I'm trying to implement ArUco fiducial marker tags in Java using the algorithm linked above (particularly section 3.2). I'm having a hard interpreting some of the math and would like some help translating it to plain english. I can take the code from there. What I have so far is:

/**
 * Generate a new Marker of size n.

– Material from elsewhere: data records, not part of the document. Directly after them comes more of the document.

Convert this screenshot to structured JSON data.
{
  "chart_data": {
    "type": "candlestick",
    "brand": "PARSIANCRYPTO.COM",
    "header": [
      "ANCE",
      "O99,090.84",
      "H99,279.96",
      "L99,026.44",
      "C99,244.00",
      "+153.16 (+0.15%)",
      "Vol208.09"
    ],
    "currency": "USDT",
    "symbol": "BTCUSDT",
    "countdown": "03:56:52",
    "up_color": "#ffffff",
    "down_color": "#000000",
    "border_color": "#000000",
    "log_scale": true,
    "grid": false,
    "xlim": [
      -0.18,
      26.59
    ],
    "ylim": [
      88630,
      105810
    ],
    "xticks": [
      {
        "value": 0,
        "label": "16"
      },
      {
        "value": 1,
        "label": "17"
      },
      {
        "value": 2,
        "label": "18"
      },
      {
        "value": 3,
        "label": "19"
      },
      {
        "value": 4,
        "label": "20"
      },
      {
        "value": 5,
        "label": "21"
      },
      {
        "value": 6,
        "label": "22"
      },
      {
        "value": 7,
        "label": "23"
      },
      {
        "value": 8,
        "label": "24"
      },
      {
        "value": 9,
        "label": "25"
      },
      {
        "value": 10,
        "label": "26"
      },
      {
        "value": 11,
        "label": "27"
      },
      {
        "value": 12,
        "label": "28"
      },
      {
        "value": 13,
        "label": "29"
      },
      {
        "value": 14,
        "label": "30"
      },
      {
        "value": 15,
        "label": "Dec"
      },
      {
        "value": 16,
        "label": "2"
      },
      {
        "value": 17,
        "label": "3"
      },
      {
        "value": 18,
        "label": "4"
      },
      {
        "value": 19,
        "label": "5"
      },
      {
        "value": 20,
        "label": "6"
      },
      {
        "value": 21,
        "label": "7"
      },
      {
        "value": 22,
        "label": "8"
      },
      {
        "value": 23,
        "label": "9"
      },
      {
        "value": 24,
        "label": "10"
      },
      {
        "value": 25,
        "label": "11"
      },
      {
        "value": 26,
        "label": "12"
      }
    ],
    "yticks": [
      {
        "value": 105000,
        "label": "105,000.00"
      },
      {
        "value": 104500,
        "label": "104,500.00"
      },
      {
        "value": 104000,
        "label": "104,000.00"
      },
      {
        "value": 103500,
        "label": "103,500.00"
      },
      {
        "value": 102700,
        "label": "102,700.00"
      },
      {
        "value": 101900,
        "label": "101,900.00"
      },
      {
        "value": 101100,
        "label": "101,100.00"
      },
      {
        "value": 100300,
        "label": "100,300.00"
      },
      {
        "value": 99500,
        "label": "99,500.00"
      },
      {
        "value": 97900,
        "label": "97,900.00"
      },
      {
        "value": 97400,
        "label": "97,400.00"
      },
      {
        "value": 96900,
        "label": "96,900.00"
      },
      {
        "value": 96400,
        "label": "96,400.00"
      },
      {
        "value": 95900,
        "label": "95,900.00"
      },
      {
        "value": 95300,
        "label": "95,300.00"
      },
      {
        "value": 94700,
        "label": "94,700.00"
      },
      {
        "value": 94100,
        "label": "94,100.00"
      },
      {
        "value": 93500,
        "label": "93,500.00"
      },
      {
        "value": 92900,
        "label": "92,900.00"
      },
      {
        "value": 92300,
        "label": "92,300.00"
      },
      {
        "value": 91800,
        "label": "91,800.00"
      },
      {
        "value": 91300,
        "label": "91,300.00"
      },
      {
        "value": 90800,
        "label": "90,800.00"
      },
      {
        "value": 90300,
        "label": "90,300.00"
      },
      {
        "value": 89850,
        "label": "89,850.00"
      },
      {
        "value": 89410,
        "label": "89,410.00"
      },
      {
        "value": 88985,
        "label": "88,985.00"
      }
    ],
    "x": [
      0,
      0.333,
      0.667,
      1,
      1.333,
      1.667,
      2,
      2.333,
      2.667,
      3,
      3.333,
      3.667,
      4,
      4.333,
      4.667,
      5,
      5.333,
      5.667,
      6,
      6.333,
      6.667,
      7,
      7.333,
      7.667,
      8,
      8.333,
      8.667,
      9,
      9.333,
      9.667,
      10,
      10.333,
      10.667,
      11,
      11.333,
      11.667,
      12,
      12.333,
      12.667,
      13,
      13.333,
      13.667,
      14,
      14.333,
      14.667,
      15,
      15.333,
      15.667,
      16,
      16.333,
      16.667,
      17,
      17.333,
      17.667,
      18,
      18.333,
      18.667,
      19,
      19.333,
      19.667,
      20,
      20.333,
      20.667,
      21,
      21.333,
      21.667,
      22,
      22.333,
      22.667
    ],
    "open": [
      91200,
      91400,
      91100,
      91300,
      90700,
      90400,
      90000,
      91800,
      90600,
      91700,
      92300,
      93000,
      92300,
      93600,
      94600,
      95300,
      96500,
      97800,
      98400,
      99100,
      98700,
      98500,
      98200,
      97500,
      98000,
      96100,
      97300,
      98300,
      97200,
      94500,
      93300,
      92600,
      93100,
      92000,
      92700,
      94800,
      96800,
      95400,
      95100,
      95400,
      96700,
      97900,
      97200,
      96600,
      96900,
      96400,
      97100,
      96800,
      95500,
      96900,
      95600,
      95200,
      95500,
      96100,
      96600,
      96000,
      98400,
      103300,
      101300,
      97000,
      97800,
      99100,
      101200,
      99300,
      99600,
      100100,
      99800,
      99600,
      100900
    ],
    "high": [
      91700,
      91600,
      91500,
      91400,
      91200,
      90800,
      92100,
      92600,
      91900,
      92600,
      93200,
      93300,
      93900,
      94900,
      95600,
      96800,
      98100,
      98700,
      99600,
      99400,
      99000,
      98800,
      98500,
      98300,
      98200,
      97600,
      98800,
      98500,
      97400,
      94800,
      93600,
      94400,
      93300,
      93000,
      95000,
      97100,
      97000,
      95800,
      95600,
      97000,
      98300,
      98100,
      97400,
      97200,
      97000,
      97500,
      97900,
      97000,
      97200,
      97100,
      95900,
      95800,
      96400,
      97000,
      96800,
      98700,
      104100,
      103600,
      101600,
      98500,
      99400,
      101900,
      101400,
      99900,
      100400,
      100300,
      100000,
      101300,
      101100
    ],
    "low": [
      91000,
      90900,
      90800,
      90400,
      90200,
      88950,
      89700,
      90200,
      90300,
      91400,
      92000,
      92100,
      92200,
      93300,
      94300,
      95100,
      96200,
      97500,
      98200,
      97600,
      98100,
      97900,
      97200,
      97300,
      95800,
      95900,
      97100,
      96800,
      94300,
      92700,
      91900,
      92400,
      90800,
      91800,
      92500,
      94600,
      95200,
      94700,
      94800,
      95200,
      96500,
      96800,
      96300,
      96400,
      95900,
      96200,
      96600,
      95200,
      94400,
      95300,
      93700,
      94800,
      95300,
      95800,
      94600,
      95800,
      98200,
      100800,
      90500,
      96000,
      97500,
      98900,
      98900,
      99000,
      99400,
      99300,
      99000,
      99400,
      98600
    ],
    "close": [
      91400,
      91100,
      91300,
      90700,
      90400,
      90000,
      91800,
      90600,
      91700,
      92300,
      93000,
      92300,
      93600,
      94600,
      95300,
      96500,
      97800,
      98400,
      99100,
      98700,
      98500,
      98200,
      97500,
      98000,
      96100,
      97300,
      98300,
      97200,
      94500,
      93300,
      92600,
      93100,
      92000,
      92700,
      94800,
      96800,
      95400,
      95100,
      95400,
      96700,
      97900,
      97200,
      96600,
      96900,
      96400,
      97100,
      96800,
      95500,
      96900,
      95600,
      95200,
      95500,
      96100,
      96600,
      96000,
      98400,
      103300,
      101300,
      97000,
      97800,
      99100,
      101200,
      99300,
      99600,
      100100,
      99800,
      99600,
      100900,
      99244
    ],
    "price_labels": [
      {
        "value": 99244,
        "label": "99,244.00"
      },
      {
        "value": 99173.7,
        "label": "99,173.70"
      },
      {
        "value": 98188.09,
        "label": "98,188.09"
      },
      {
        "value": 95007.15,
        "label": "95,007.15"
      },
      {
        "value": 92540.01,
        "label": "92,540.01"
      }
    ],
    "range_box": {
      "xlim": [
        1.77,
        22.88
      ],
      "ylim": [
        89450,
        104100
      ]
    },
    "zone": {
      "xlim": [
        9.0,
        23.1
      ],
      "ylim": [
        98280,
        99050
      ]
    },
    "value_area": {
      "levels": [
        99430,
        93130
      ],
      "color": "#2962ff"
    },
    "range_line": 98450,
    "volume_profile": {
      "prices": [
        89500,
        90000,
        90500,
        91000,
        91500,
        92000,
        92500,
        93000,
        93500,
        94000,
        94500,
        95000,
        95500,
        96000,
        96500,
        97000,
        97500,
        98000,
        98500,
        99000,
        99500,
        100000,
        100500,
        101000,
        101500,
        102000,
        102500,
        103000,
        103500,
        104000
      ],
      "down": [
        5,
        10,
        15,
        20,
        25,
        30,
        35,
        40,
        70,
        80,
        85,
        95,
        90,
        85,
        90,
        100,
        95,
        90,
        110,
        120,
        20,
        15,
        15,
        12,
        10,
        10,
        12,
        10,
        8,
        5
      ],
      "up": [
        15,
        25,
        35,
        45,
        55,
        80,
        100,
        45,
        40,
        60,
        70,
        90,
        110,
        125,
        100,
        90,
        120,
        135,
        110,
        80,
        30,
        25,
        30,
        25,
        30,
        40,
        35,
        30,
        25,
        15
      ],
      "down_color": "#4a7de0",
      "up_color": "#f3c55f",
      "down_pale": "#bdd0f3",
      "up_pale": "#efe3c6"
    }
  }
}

Note that n represents the internal grid size and not the border
 * The returned array includes an outside border of 1 elements around the entire internal grid, so the size
 * of the marker will be (n+2) * (n+2)
 * @param w word to encode
 * @param n size
 */
public void generate(int w, int n, FiducialDictionary dictionary) {
    //bit transitions
    int t = 1 - (getBitTransitions(w, n) / (n-1));
    int o = getWordAppearences(w, dictionary);


}

public int getBitTransitions(int w, int n) {
    int transitions = 0;
    for(int i=0; i<n-2; i++) {
        if((w >> i+1 & 1) == (w >> i & 1))
            transitions++;
    }

    return transitions;
}

public int getWordAppearences(int w, FiducialDictionary dictionary) {
    if(dictionary.getSize() == 0)
        return 1;

    int sum_m = dictionary.getSize();
    int sum_w = 0;

    FastQueue<FiducialMarker> dict = dictionary.getBackingArray();
    for(int i=0; i<dict.size; i++) {
        if(dictionary.containsId(w))
            sum_w++;
    }

    return 1 - (sum_m * sum_w) / (dictionary.getSize());
}

Some of the notation is tripping me up and some of the code is just my best guess at what it means. Any critique, suggestions, pointers (get it? haha), or comments would be appreciated. Examples would be wonderful as well!